Let $F$ be analytic and injective on $B(0,1)$. Show that if $B(F(0), |F'(0)|)\subset F(B(0,1))$, then $F(z)= F(0) + F'(0)z$.
I have tried the following: Since $F$ is injective we know that $F'(0)\neq0$ so we can define
$$f(z)=\frac{F(z)-F(0)}{F'(0)}$$
which is still an analytic and injective function.
Then $f(0)=0$ and $f'(0)=1.$ I was able to show that then $B(0,1) \subseteq f(B(0,1))$, using the fact that $B(F(0), |F'(0)|)\subset F(B(0,1))$.
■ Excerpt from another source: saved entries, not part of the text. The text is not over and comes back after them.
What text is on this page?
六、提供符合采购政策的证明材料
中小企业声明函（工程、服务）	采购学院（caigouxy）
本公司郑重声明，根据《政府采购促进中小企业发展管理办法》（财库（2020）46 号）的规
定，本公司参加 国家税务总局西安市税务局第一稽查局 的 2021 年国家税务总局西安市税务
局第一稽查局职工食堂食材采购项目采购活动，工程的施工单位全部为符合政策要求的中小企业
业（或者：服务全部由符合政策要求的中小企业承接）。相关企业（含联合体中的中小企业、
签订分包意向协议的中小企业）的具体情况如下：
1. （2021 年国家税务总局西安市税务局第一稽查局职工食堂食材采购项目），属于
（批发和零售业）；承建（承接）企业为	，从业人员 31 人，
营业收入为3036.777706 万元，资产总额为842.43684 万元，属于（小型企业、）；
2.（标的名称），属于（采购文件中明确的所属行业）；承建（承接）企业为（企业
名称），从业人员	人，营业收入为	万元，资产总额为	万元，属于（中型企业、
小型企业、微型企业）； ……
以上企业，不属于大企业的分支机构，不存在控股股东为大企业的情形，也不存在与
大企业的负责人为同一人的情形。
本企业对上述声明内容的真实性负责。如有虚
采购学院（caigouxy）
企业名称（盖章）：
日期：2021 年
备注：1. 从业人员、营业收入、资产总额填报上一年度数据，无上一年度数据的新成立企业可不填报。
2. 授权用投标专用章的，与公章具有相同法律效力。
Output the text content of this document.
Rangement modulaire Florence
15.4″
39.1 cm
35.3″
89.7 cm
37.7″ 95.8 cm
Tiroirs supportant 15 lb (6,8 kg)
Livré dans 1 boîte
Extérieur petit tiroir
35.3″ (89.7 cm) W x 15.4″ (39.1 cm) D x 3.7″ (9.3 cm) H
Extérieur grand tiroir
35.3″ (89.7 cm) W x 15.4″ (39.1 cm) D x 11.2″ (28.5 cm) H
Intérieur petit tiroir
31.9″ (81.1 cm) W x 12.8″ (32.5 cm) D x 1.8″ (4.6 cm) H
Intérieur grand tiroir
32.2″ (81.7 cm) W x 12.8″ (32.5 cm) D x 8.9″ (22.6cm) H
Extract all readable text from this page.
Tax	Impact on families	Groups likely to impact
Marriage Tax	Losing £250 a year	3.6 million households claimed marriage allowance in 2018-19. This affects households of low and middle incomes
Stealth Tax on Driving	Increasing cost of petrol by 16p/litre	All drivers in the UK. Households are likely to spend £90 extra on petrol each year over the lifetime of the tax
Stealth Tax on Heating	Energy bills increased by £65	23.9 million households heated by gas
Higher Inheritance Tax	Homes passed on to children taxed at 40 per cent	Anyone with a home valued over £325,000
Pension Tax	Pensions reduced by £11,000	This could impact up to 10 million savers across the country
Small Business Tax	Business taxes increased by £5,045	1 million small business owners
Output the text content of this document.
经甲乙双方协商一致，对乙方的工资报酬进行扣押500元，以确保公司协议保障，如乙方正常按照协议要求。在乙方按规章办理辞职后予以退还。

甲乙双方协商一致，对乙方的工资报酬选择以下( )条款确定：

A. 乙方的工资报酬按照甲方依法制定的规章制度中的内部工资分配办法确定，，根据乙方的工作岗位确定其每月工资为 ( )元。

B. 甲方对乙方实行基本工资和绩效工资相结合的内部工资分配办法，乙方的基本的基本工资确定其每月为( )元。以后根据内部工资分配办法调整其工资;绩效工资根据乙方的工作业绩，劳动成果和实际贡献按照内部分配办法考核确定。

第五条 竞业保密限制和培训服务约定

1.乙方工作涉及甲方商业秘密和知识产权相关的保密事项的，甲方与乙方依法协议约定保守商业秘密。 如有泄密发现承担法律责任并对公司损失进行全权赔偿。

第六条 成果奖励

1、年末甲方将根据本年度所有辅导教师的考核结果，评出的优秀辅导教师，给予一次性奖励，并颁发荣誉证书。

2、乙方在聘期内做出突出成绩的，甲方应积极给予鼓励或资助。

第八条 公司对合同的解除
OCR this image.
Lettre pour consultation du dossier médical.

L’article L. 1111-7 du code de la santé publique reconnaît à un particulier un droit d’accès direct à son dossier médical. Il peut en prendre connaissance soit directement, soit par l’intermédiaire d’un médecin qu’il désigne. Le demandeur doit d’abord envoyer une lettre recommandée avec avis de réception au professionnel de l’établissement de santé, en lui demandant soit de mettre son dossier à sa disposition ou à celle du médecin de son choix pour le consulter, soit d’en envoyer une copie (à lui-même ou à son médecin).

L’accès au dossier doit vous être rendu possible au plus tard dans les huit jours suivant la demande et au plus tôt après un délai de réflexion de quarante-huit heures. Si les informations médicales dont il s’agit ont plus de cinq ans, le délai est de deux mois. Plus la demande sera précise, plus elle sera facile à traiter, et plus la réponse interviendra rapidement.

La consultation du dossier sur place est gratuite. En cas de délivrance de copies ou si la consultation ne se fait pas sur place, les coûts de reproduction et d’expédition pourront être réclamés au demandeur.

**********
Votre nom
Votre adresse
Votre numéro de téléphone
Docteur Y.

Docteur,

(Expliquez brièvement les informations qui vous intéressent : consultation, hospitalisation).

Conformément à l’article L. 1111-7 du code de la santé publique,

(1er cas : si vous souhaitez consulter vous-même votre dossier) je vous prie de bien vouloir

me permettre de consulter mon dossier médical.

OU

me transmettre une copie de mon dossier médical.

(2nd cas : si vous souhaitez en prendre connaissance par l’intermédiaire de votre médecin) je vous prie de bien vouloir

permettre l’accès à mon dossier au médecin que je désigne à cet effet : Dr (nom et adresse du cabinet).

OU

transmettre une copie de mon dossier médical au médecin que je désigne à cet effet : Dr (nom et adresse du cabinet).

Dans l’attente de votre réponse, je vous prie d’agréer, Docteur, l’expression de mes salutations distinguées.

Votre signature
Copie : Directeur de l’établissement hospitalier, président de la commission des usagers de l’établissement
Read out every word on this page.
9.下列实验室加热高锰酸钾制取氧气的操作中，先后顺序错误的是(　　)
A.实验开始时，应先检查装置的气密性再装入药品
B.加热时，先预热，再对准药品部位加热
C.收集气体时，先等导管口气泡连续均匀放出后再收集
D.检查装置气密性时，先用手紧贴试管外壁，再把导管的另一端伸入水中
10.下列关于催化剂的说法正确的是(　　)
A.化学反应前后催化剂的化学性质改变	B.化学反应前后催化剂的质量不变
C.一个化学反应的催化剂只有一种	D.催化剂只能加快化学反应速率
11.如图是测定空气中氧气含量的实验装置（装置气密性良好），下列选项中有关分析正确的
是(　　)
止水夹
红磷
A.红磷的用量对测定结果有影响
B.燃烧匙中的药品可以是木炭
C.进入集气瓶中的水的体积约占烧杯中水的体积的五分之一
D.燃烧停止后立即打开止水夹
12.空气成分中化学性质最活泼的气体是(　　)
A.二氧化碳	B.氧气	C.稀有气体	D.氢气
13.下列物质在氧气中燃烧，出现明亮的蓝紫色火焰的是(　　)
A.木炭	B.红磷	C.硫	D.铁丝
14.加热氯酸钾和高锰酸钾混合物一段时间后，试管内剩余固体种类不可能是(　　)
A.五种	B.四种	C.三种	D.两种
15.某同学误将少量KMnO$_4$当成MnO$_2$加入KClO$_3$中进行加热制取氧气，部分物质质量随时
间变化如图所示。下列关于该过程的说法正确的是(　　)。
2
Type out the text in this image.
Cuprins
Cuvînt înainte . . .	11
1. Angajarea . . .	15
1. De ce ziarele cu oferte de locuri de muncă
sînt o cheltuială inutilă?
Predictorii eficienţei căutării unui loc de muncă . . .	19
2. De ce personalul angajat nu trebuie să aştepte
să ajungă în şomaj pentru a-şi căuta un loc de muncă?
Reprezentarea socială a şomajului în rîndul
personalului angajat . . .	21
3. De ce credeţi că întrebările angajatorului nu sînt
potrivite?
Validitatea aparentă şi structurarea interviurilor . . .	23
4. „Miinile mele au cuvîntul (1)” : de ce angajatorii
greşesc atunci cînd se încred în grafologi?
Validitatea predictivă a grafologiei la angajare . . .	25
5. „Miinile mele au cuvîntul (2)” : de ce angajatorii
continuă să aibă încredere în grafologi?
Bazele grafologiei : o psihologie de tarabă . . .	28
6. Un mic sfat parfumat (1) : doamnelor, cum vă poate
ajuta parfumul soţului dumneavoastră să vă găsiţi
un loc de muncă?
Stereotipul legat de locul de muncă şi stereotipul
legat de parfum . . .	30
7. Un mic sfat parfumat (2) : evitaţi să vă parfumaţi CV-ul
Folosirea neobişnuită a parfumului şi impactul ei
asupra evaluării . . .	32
This means, that if we look at the inverse $f^{-1} \colon f(B(0,1)) \longrightarrow B(0,1)$ we can restrict the domain to $B(0,1)$ and look at $g(z)=f^{-1}|_{B(0,1)}$. Since $f$ is analytic and injective, $g$ is also analytic.
I then attempted to apply Schwarz lemma to $g$ but ran into 3 problems:
1) I don't see how I can show that $|g'(0)|=1$ or construct a function from $g$ that satisfies this. Without this I cannot apply Schwarz lemma.
2) Even if I could apply Schwarz lemma I would only get that $g(z)=exp(it)z$ for some real $t$. I would need to show that $t=0$ and I haven't been able to.
3) Even if this all worked out I would get that $F:F^{-1}(B(0,1)) \longrightarrow B(0,1)$ is defined by $F(z)= F(0) + F'(0)z$. But how could I extend this to the whole domain of $F$, that is to the whole unit disc?
So I think I have now worked things out so I am posting a summary as an answer:
1) As pointed out by Christian $g'(0)=1$ since from $f(g(z))=z$ we can deduce $g'(z)=\frac{1}{f'(g(z))}$.
2) If we have $g(z)=exp(it)z$, then $g'(z)=exp(it)$ for all $z$ and from point 1) we get that $t=2\pi k$ for an integer $k$ and so $g(z)=z.$
3) Define $H(z)=F(z)-F(0)-F'(0)z$. Then H is analytic on $B(0,1)$. Since $H(F^{-1}(B(0,1))=0$ we have that there is a non-isolated zero on $B(0,1)$ and by the Identity Theorem $H(Z)=0$ on $B(0,1)$.
The result follows.